BERLIN taz ■ Das alte Haus namens DDR war mürbe geworden, nicht nur die Farbe blätterte ab, auch mancher Grundpfeiler war morsch. Die Bewohner wussten nicht so recht: Sollten sie von Grund auf sanieren, sich einen – womöglich teuren – Denkmalschutz leisten oder dem eindringlichen Rat folgen, das alte Gemäuer ratzfatz wegzureißen? Ach was, sagten ihre Ratgeber, Experimente lohnen sich nicht. Und sie schafften Geld, Bauplan und Bauherren herbei, sprengten das alte Haus weg und setzten an dessen Stelle ein nettes Fertigteilheim, von dem es schon viele in der Stadt gab.

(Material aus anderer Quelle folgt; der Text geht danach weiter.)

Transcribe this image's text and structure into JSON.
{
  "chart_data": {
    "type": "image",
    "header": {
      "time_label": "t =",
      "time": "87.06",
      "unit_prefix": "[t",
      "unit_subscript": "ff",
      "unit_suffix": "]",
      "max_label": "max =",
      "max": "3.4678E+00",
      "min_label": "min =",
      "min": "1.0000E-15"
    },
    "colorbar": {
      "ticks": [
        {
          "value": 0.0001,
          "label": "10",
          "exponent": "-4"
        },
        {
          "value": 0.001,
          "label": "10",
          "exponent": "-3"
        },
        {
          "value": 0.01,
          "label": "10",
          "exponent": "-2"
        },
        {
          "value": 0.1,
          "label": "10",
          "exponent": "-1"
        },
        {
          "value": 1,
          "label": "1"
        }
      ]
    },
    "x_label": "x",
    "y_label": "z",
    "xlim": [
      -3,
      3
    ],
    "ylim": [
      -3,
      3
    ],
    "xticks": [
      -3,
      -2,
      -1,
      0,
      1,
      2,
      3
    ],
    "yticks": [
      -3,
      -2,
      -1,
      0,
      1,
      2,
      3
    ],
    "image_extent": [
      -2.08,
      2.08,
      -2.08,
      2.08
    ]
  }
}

Auch wenn es ihnen zunächst fremd erschien – die Bewohner gaben sich alle Mühe, sich in dem neuen Haus zurechtzufinden, sie studierten die Hausordnung, hörten auf den Hauswart, schleppten neue Möbel hinein und stellten ein neues Auto in die Garage. Sie ärgerten sich nur, dass sie an dem Haus nichts umbauen durften, Durchbrüche, Unterkellerungen oder Anbauten waren nicht erlaubt. So beschränkten sich die Bewohner bald darauf, ab und zu die Tapete zu wechseln oder zu streichen.

Das ging eine Weile gut, denn Abriss und Aufbau hatten die Ratgeber vermögender gemacht. Für die Miete verlangten sie nicht viel, und sie ließen auch Geld fließen, um das Haus verschönern zu lassen. Mal wurden die Treppen breiter, dann die Fahrstühle schneller gemacht oder die Aushänge bunt gestaltet, damit die Bewohner sehen konnten, dass es keinem schlechter ging als zuvor.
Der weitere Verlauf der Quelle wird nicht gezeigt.